The report states that on November 15 2017, Erf 14038 (a portion of Erf 4724) was registered in the name of the Kherekar Family Trust, which has struck a deal with a “partnering development agent” to establish the BMW dealership.

The trust applied to the City in May 2018 to acquire the neighbouring portion of Erf 4724 and in October of that year the City agreed in principle to sell the portion.

The Kherekar Family Trust now wants to subdivide the southern portion of the remaining extent of Erf 4724 and rezone Erf 14038 and the southern portion of the remaining extent of Erf 4724 from utility to general business.

The trust is also seeking consent use for a “motor repair garage”.

The closing date for comments and objections is today.

Constantia Ratepayers’ and Residents’ Association (CRRA) chairwoman, Sheila Camerer, said they would be submitting comments on the proposed development.

She said the CRRA was concerned about the scale of the development and the impact on the surrounding views from the M3 scenic route and nearby homes; the impact on traffic; and access to the site from a new entrance road off a traffic circle at the Ladies Mile Road/ Spaanschemat River Road intersection.

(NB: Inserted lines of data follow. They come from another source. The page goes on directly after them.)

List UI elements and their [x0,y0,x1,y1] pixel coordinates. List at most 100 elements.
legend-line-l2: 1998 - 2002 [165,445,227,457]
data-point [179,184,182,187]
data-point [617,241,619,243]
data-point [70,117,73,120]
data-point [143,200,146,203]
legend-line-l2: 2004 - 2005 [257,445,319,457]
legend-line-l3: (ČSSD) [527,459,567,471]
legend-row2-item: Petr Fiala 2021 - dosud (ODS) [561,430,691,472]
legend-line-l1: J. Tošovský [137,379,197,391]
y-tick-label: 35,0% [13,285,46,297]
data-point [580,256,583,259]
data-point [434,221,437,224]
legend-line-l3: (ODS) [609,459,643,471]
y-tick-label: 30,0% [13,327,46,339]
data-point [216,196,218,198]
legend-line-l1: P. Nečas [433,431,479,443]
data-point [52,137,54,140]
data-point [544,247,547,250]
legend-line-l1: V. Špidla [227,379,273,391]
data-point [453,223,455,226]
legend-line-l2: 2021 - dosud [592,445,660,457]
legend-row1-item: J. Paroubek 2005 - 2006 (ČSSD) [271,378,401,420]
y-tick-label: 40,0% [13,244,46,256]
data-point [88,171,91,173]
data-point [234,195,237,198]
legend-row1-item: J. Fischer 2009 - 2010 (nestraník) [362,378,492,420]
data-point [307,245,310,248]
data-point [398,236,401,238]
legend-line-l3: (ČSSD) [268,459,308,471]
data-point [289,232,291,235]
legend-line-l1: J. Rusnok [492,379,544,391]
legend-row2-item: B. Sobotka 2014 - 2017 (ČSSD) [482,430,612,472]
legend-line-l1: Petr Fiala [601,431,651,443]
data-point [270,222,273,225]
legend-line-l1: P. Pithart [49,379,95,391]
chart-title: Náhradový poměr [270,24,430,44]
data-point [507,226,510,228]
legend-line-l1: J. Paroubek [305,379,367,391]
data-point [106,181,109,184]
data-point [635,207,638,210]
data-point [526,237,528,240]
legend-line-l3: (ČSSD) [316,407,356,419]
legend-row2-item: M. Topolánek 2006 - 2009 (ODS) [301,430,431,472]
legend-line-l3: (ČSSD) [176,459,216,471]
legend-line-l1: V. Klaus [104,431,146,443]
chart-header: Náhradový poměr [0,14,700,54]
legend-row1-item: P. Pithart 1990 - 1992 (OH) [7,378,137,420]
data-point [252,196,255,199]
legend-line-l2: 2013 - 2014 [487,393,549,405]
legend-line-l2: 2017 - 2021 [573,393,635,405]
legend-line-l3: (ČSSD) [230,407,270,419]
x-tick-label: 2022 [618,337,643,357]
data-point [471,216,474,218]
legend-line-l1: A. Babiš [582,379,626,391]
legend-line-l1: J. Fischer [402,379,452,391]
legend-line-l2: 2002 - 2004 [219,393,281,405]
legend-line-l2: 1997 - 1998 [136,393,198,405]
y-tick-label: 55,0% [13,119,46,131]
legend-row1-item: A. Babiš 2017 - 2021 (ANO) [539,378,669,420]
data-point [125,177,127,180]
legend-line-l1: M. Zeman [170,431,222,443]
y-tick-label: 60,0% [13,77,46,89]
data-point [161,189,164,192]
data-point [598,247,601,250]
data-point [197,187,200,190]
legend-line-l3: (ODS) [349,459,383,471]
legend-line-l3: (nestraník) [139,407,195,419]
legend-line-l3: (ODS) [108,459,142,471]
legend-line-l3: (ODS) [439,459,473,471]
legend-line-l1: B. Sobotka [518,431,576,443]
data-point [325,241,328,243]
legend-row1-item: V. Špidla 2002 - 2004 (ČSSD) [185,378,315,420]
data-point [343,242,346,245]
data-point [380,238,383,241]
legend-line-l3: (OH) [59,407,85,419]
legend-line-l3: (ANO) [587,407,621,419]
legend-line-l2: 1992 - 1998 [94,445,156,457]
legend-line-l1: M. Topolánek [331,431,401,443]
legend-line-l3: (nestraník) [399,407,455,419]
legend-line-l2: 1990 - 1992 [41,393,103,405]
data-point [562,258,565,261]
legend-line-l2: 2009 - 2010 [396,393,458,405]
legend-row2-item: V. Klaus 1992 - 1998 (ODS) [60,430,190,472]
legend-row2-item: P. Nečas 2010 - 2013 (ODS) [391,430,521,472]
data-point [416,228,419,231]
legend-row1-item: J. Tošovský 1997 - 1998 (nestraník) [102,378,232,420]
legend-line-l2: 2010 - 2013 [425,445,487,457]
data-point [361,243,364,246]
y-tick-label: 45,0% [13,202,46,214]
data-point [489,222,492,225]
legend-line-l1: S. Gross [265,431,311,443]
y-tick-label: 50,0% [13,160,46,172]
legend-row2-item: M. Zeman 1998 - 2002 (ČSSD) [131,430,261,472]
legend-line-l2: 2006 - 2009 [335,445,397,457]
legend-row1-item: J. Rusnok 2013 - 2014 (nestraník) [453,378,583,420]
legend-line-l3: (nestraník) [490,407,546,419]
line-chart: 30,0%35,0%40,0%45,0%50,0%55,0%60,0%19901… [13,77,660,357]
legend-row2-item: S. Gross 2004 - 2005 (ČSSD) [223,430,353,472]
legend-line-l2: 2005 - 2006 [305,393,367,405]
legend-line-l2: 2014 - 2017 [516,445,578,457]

Ms Camerer said the CRRA had learnt the proposed development would comprise several buildings with extensive parking and would be virtually on the Ladies Mile building line.

“It will be highly visible from the M3 highway,” she said.

“Given the number of stakeholders involved, there is a danger that the remainder of Erf 4724 Constantia will proceed in a piecemeal fashion and the cumulative effect of this cannot be clearly visualised. Neither can the cumulative effect of the traffic impact and longer-term sustainability of existing services be determined.”

Rashaad Solomon, chairperson of the Solomon Family Trust, said they fully supported their old neighbours, the Kherekars, who had suffered the same fate as them under the Group Areas Act.

“This is restitution. I was born on that land in 1945. It is that family’s right to do what they want with that land. The Constantia people must understand.

“This is a democratic South Africa, and the lives of our families were destroyed when we were removed from our homes. They must stop carrying on like that. That ground doesn’t belong to them.”

He added: “When they established that Constantia association (CRRA) in the 1950s, they didn’t even allow us to be a part of that because we were people of colour.”

Muain Kherekar told the Bulletin on Monday that his 81-year-old father, who is
the land applicant and spokesperson for the family, would speak to the media at a later stage.